Pergantian Menteri Keuangan dari Sri Mulyani ke Purbaya Yudhi Sadewa menandai perubahan gaya kepemimpinan fiskal yang dramatis. Sri Mulyani dikenal berhati-hati, penuh kalkulasi, dan menjaga kredibilitas fiskal Indonesia di mata dunia. Purbaya justru hadir dengan gaya agresif, blak-blakan, dan siap mengguncang status quo.
Pertanyaannya, apakah "Purbaya Effect" akan membawa energi positif atau justru menimbulkan risiko baru?
Gebrakan Dana di Bank Nasional
Kebijakan paling kontroversial Purbaya adalah memindahkan dana pemerintah dari Bank Indonesia ke bank nasional. Secara teori, langkah ini masuk akal: bank bisa menyalurkan kredit lebih banyak, investasi bergerak, ekonomi tumbuh.
Namun realitas tidak seindah teori.
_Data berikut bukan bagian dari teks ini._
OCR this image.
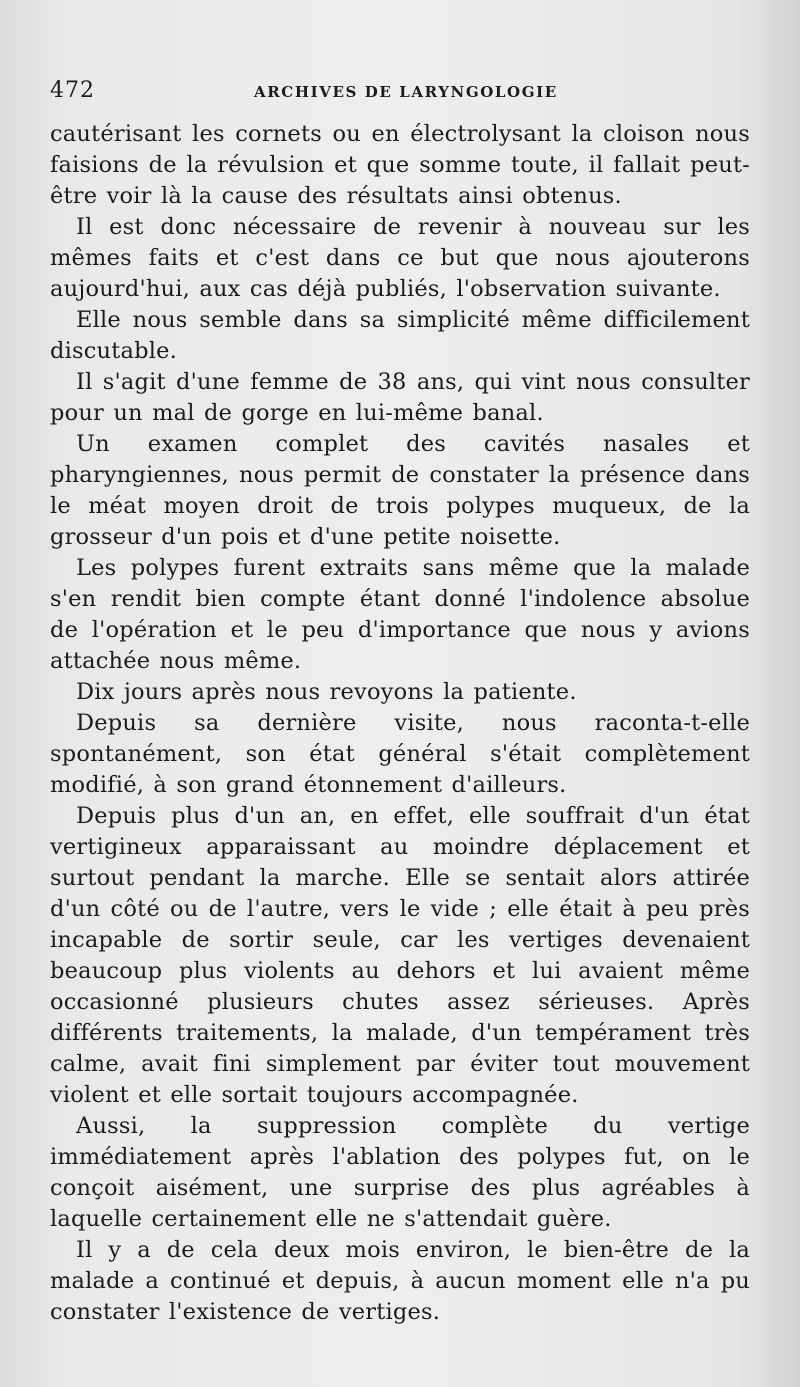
472	ARCHIVES DE LARYNGOLOGIE

cautérisant les cornets ou en électrolysant la cloison nous faisions de la révulsion et que somme toute, il fallait peut-être voir là la cause des résultats ainsi obtenus.

Il est donc nécessaire de revenir à nouveau sur les mêmes faits et c'est dans ce but que nous ajouterons aujourd'hui, aux cas déjà publiés, l'observation suivante.

Elle nous semble dans sa simplicité même difficilement discutable.

Il s'agit d'une femme de 38 ans, qui vint nous consulter pour un mal de gorge en lui-même banal.

Un examen complet des cavités nasales et pharyngiennes, nous permit de constater la présence dans le méat moyen droit de trois polypes muqueux, de la grosseur d'un pois et d'une petite noisette.

Les polypes furent extraits sans même que la malade s'en rendit bien compte étant donné l'indolence absolue de l'opération et le peu d'importance que nous y avions attachée nous même.

Dix jours après nous revoyons la patiente.

Depuis sa dernière visite, nous raconta-t-elle spontanément, son état général s'était complètement modifié, à son grand étonnement d'ailleurs.

Depuis plus d'un an, en effet, elle souffrait d'un état vertigineux apparaissant au moindre déplacement et surtout pendant la marche. Elle se sentait alors attirée d'un côté ou de l'autre, vers le vide ; elle était à peu près incapable de sortir seule, car les vertiges devenaient beaucoup plus violents au dehors et lui avaient même occasionné plusieurs chutes assez sérieuses. Après différents traitements, la malade, d'un tempérament très calme, avait fini simplement par éviter tout mouvement violent et elle sortait toujours accompagnée.

Aussi, la suppression complète du vertige immédiatement après l'ablation des polypes fut, on le conçoit aisément, une surprise des plus agréables à laquelle certainement elle ne s'attendait guère.

Il y a de cela deux mois environ, le bien-être de la malade a continué et depuis, à aucun moment elle n'a pu constater l'existence de vertiges.
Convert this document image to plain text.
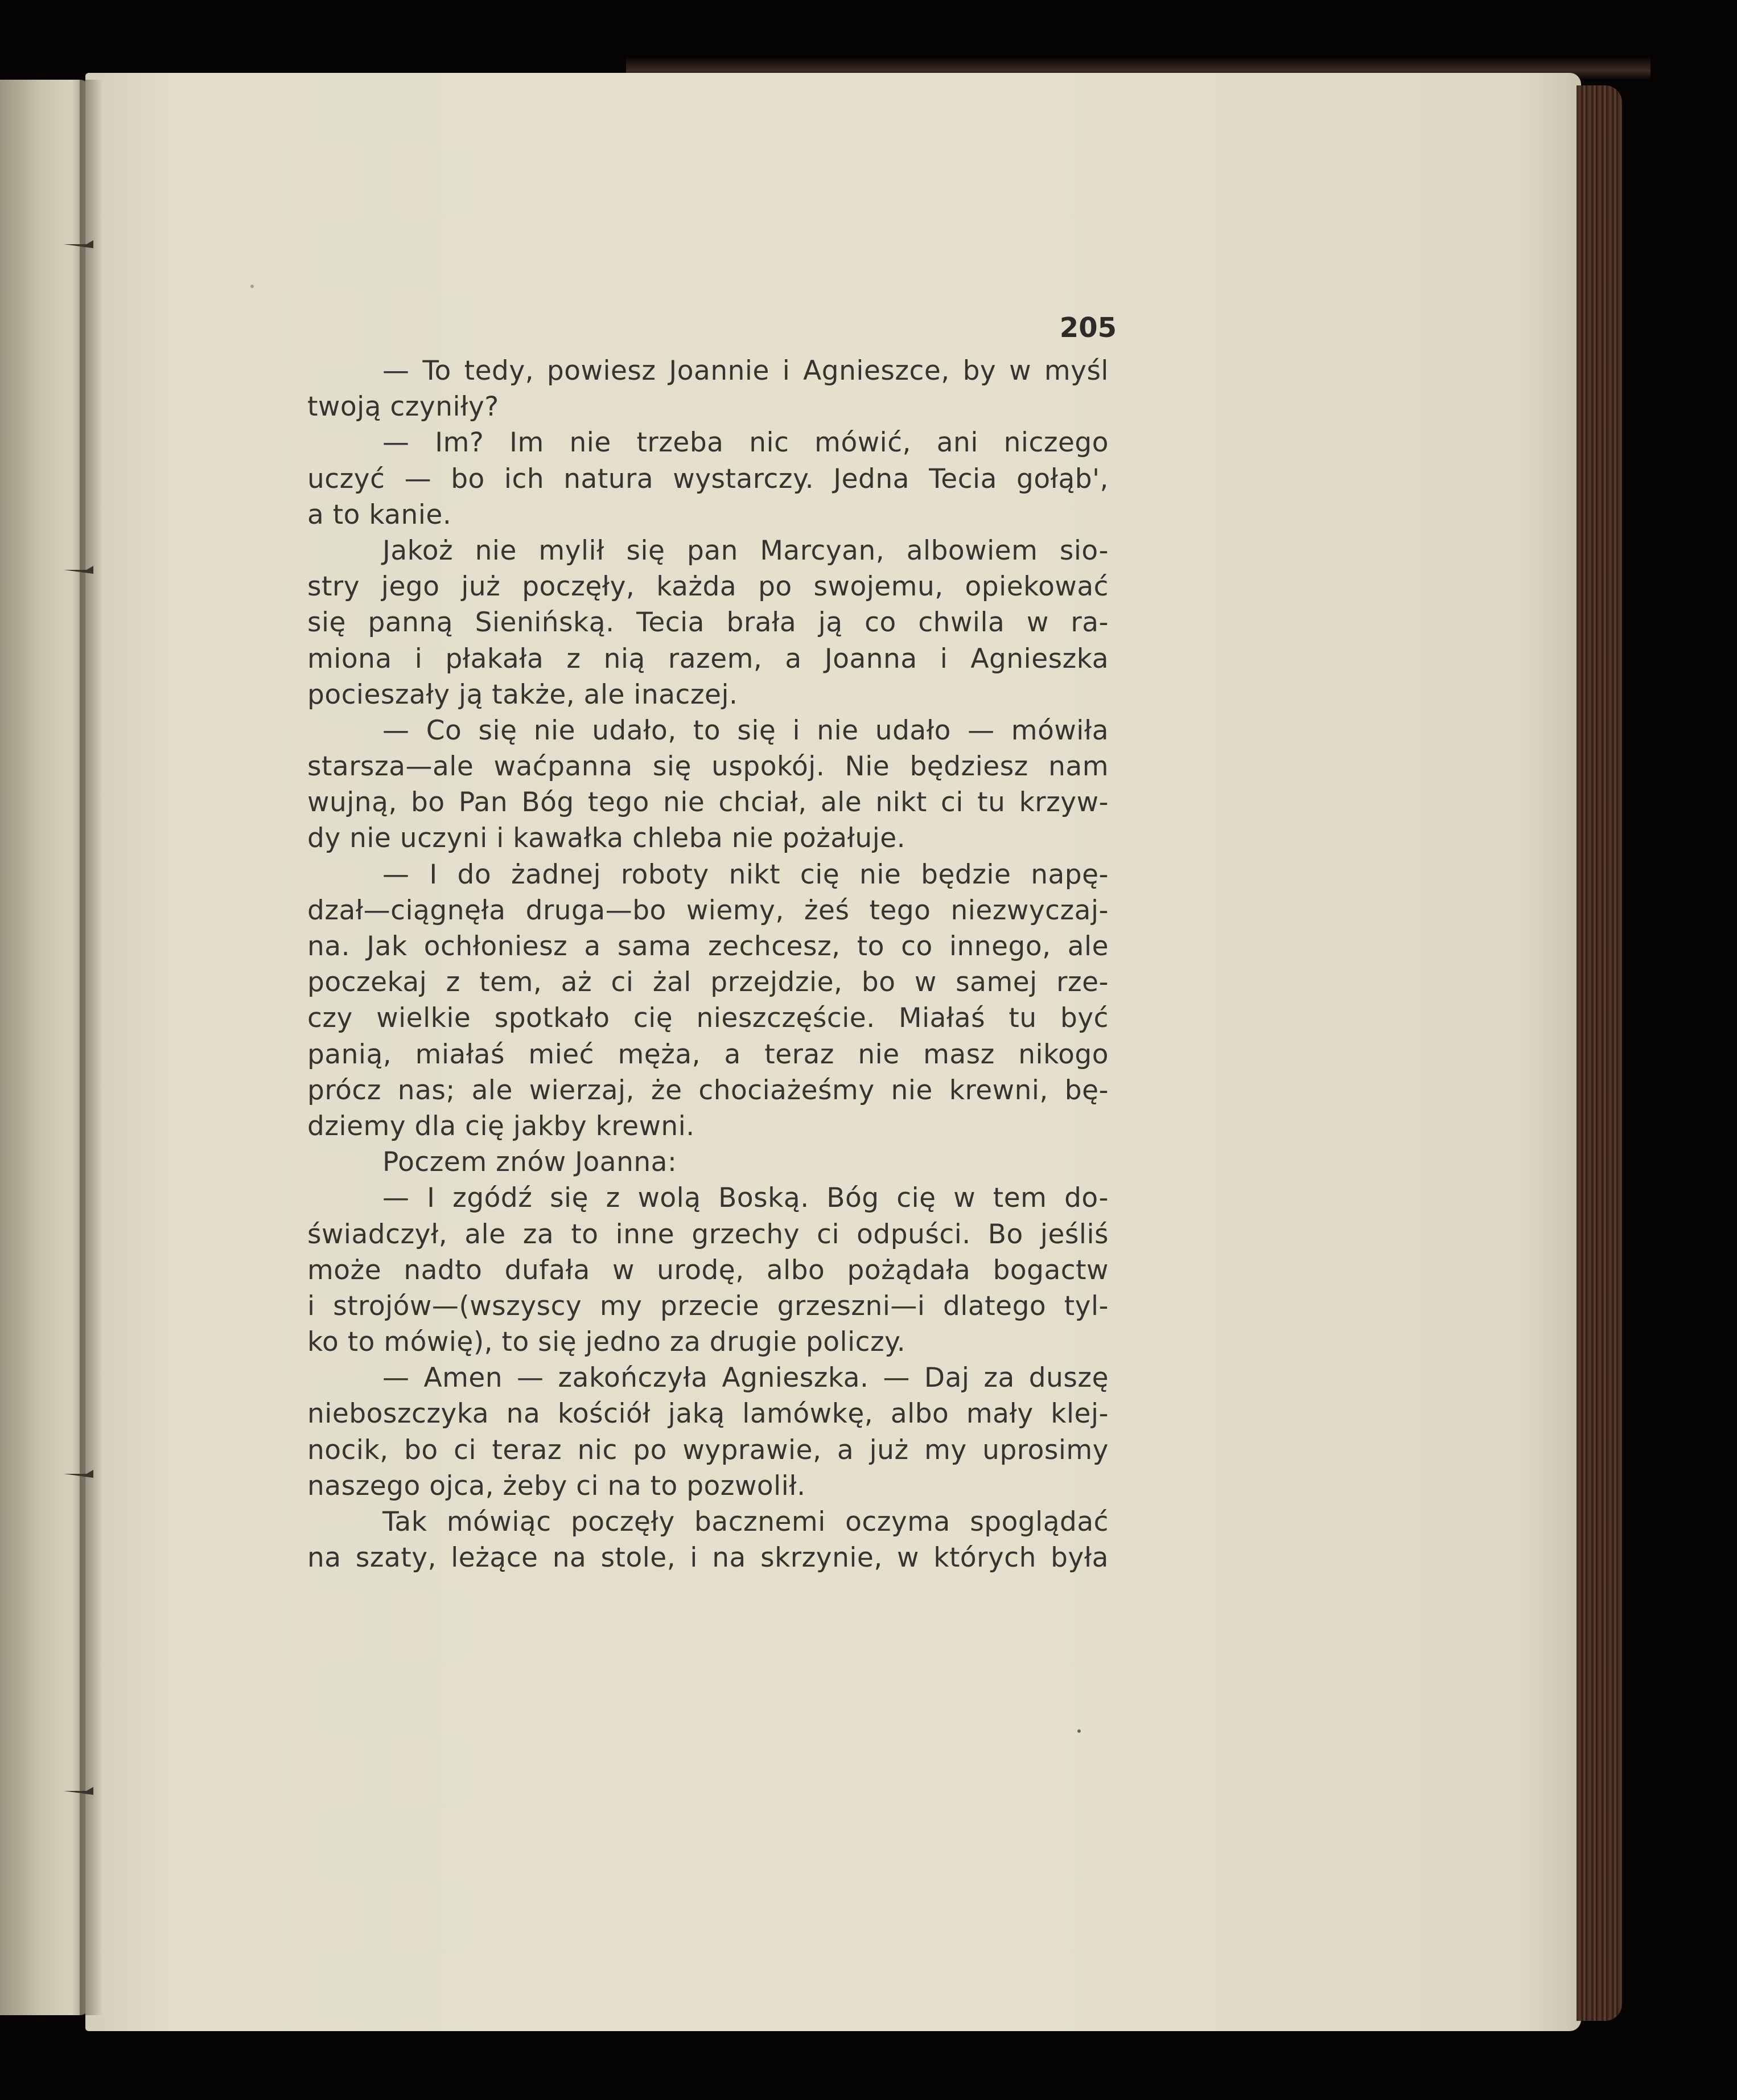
205
— To tedy, powiesz Joannie i Agnieszce, by w myśl
twoją czyniły?
— Im? Im nie trzeba nic mówić, ani niczego
uczyć — bo ich natura wystarczy. Jedna Tecia gołąb',
a to kanie.
Jakoż nie mylił się pan Marcyan, albowiem sio-
stry jego już poczęły, każda po swojemu, opiekować
się panną Sienińską. Tecia brała ją co chwila w ra-
miona i płakała z nią razem, a Joanna i Agnieszka
pocieszały ją także, ale inaczej.
— Co się nie udało, to się i nie udało — mówiła
starsza—ale waćpanna się uspokój. Nie będziesz nam
wujną, bo Pan Bóg tego nie chciał, ale nikt ci tu krzyw-
dy nie uczyni i kawałka chleba nie pożałuje.
— I do żadnej roboty nikt cię nie będzie napę-
dzał—ciągnęła druga—bo wiemy, żeś tego niezwyczaj-
na. Jak ochłoniesz a sama zechcesz, to co innego, ale
poczekaj z tem, aż ci żal przejdzie, bo w samej rze-
czy wielkie spotkało cię nieszczęście. Miałaś tu być
panią, miałaś mieć męża, a teraz nie masz nikogo
prócz nas; ale wierzaj, że chociażeśmy nie krewni, bę-
dziemy dla cię jakby krewni.
Poczem znów Joanna:
— I zgódź się z wolą Boską. Bóg cię w tem do-
świadczył, ale za to inne grzechy ci odpuści. Bo jeśliś
może nadto dufała w urodę, albo pożądała bogactw
i strojów—(wszyscy my przecie grzeszni—i dlatego tyl-
ko to mówię), to się jedno za drugie policzy.
— Amen — zakończyła Agnieszka. — Daj za duszę
nieboszczyka na kościół jaką lamówkę, albo mały klej-
nocik, bo ci teraz nic po wyprawie, a już my uprosimy
naszego ojca, żeby ci na to pozwolił.
Tak mówiąc poczęły bacznemi oczyma spoglądać
na szaty, leżące na stole, i na skrzynie, w których była
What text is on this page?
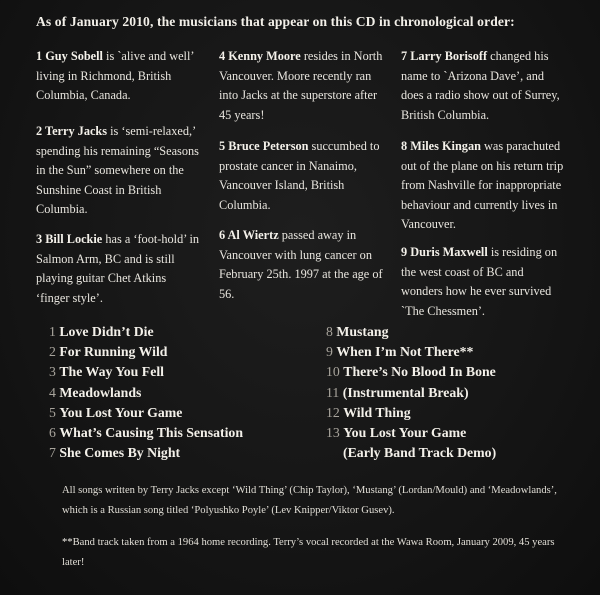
As of January 2010, the musicians that appear on this CD in chronological order:

1 Guy Sobell is `alive and well’ living in Richmond, British Columbia, Canada.

2 Terry Jacks is ‘semi-relaxed,’ spending his remaining “Seasons in the Sun” somewhere on the Sunshine Coast in British Columbia.

3 Bill Lockie has a ‘foot-hold’ in Salmon Arm, BC and is still playing guitar Chet Atkins ‘finger style’.

4 Kenny Moore resides in North Vancouver. Moore recently ran into Jacks at the superstore after 45 years!

5 Bruce Peterson succumbed to prostate cancer in Nanaimo, Vancouver Island, British Columbia.

6 Al Wiertz passed away in Vancouver with lung cancer on February 25th. 1997 at the age of 56.

7 Larry Borisoff changed his name to `Arizona Dave’, and does a radio show out of Surrey, British Columbia.

8 Miles Kingan was parachuted out of the plane on his return trip from Nashville for inappropriate behaviour and currently lives in Vancouver.

9 Duris Maxwell is residing on the west coast of BC and wonders how he ever survived `The Chessmen’.

1 Love Didn’t Die
2 For Running Wild
3 The Way You Fell
4 Meadowlands
5 You Lost Your Game
6 What’s Causing This Sensation
7 She Comes By Night
8 Mustang
9 When I’m Not There**
10 There’s No Blood In Bone
11 (Instrumental Break)
12 Wild Thing
13 You Lost Your Game
(Early Band Track Demo)
All songs written by Terry Jacks except ‘Wild Thing’ (Chip Taylor), ‘Mustang’ (Lordan/Mould) and ‘Meadowlands’, which is a Russian song titled ‘Polyushko Poyle’ (Lev Knipper/Viktor Gusev).
**Band track taken from a 1964 home recording. Terry’s vocal recorded at the Wawa Room, January 2009, 45 years later!
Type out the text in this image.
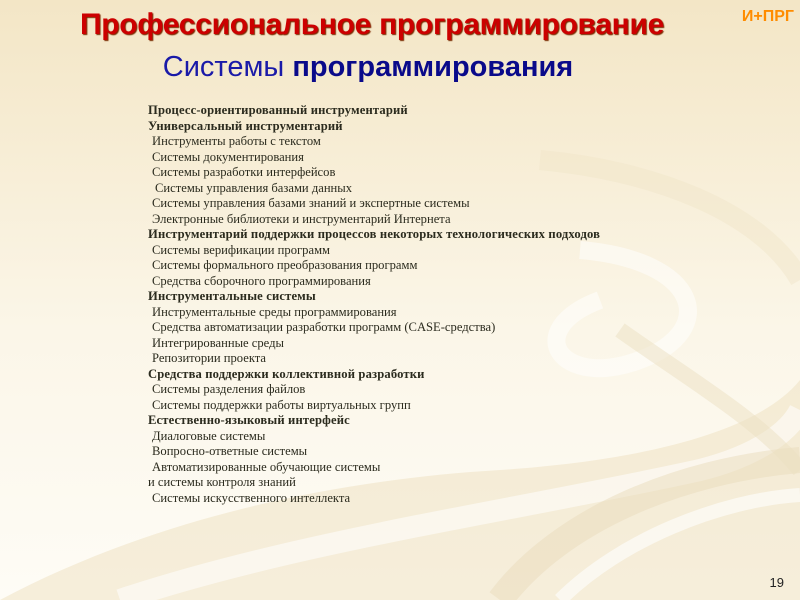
И+ПРГ
Профессиональное программирование
Системы программирования
Процесс-ориентированный инструментарий
Универсальный инструментарий
Инструменты работы с текстом
Системы документирования
Системы разработки интерфейсов
Системы управления базами данных
Системы управления базами знаний и экспертные системы
Электронные библиотеки и инструментарий Интернета
Инструментарий поддержки процессов некоторых технологических подходов
Системы верификации программ
Системы формального преобразования программ
Средства сборочного программирования
Инструментальные системы
Инструментальные среды программирования
Средства автоматизации разработки программ (CASE-средства)
Интегрированные среды
Репозитории проекта
Средства поддержки коллективной разработки
Системы разделения файлов
Системы поддержки работы виртуальных групп
Естественно-языковый интерфейс
Диалоговые системы
Вопросно-ответные системы
Автоматизированные обучающие системы
и системы контроля знаний
Системы искусственного интеллекта
19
Sejumlah bank besar justru menolak limpahan dana jumbo itu karena takut tak mampu menyalurkan kredit dalam jumlah besar di tengah iklim investasi yang lesu. Alih-alih mencari solusi, Purbaya menegaskan: "Itu urusan direktur bank, bukan saya."
Pernyataan ini menimbulkan pertanyaan: apakah itu ketegasan seorang pemimpin, atau sinyal ketidakpedulian terhadap realitas lapangan?
Data yang Menyentil
Fakta di lapangan menunjukkan problem lebih dalam:
- Pertumbuhan ekonomi kuartal II 2025 memang 5,12%, tapi proyeksi setahun penuh hanya 4,7%--4,8%.
- Pertumbuhan kredit bank yang sempat 10,9% pada 2024 melambat menjadi 6,6% di awal 2025.
- Belanja pemerintah hanya menyumbang 15% ekonomi, sisanya 85% digerakkan swasta dan UMKM.
Artinya, masalah bukan sekadar likuiditas, melainkan iklim investasi yang tidak kondusif.